With $8.1bn in assets and $12bn in liabilities, its shares are down over 90 percent since mid-2015.

Kohl’s, another US department store saw its like-for-like sales for the three months to the end of April fall for a fifth straight quarter, dropping 2.7 percent.

Like Kohl’s, US department store JCPenney is in real danger in 2018.

In October, JCPenney unveiled a surprise profit warning and cautioned about weakening sales. The chain’s loss grew to $128m in its most recent quarter from $67m in the third quarter of 2016.

Retailers could harness AI technology in 2018

According to Weinswig, retailers will use artificial intelligence (AI) technology to help attract more customers.

Chatbots, facial recognition technology, image recognition, robotics and more will offer opportunities this year. Retailers have a significant amount of data to power AI and deliver personalised, customised and localized experiences to surprise and delight customers. More data beats better algorithms every time, and retailers continue to generate significant amounts of data both online and offline.

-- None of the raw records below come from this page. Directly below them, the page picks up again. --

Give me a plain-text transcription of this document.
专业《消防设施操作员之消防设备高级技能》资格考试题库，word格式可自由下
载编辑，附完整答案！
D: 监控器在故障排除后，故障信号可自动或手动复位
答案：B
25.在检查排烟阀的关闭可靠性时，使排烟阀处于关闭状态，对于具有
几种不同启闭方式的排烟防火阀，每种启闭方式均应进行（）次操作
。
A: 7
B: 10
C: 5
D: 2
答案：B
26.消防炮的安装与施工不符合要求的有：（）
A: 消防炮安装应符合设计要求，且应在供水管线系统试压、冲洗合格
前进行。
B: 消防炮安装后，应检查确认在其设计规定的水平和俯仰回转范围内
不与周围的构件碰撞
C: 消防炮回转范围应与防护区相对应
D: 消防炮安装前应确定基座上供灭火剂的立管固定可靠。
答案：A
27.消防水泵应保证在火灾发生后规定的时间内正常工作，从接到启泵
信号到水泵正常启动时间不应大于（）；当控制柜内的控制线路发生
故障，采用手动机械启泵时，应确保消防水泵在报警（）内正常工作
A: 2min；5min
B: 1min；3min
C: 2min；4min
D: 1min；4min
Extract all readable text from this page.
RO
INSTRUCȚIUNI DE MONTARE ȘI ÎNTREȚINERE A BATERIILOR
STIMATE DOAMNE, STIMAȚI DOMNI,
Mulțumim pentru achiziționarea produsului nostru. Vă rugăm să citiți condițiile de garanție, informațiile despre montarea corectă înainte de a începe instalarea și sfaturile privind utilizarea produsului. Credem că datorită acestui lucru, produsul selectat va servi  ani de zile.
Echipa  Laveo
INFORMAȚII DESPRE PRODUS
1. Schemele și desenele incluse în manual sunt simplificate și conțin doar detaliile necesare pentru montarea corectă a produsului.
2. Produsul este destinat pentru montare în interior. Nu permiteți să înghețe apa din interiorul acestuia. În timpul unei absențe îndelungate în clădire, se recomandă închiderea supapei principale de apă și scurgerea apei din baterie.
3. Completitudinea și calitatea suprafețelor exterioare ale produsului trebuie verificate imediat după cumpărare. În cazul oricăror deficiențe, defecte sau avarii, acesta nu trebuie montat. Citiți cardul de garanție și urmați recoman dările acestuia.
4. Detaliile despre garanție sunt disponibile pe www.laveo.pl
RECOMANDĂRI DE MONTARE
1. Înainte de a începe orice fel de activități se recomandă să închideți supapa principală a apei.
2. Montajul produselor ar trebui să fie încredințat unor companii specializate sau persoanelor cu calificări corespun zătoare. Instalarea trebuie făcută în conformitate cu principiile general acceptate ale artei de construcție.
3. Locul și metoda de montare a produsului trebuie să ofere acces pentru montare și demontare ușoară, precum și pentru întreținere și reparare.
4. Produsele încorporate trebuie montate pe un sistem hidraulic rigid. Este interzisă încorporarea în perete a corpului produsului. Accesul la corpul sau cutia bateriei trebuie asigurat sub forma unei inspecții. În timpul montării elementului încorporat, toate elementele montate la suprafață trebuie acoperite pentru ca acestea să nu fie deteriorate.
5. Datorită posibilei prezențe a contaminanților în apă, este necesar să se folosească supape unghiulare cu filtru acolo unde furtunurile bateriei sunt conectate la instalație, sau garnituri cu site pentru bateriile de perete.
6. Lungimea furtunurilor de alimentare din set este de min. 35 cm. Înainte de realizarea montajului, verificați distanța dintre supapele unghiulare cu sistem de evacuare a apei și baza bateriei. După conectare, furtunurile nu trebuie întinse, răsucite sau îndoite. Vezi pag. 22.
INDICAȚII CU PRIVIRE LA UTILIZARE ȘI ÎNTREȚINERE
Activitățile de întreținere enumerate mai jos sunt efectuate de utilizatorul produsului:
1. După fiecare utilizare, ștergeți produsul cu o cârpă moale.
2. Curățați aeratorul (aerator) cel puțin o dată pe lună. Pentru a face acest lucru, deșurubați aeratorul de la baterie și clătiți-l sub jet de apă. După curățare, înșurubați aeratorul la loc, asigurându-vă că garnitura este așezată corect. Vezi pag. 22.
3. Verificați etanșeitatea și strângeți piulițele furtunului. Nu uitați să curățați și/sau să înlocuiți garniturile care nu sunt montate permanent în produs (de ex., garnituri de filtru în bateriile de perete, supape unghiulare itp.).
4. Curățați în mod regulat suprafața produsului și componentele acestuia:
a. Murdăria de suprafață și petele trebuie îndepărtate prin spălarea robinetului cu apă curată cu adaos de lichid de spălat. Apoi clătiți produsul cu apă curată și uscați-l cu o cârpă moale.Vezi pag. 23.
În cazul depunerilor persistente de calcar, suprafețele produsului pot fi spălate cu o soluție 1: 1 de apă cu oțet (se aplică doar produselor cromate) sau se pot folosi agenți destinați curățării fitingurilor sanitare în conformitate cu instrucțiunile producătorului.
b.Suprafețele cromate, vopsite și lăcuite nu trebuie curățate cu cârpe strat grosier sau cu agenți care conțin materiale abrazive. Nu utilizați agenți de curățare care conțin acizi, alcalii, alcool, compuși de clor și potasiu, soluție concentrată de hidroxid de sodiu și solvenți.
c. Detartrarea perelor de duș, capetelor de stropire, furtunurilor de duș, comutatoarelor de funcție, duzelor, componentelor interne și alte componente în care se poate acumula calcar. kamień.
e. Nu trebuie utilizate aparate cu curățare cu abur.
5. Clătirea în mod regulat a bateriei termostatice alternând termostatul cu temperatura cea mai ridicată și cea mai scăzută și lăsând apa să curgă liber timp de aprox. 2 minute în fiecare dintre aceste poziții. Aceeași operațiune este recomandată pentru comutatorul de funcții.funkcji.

“Retailers should focus on small wins as opposed to big elephants. Artificial intelligence in retail can be applied in many new ways across the entire product and service cycle, from manufacturing to post-sale customer service interactions. This coming year, we expect to see AI deliver both top-line and bottom-line for retailers across the value-chain,” she added.

Will 2018 be the year that Whatsapp becomes part of the shopping experience?

Rupa Ganatra, the founding partner of Millennial 20/20 believes the instant messaging app Whatsapp will become part of retailers’ strategy in 2018:

One of the biggest lessons of 2017 is for retailers to be where their customers want them to be, engage with them where their customers want them to engage them and make the customer experience seamless across all touchpoints and channels.

“With large European retailers, such as Yoox Net-a-Porter, testing What’s App as a customer service and order confirmation tool in 2017, I predict we will see wider use of this messaging channel for talking to customers and streamlining communications with retail customers at different touchpoints of their journey,” she added.

Renting — not owning — could be a big retail trend in 2018

Nearly one in five UK shoppers would be interested in renting clothes from their favourite retailer, according to research by Westfield, the owner of two of London’s biggest shopping centres.

Some retailers have already spotted the niche in the market.

US home improvement retailer Home Depot rents out bolt cutters, nail guns, interior scaffolding and other items.

Rent the Runway, which launched in 2009, offers designer clothes to rent and already boasts 6m members.

The New York-based platform made more than $100m in sales last year alone.

Others are taking note, with Amazon reportedly looking at alternatives where customers rent rather than buy.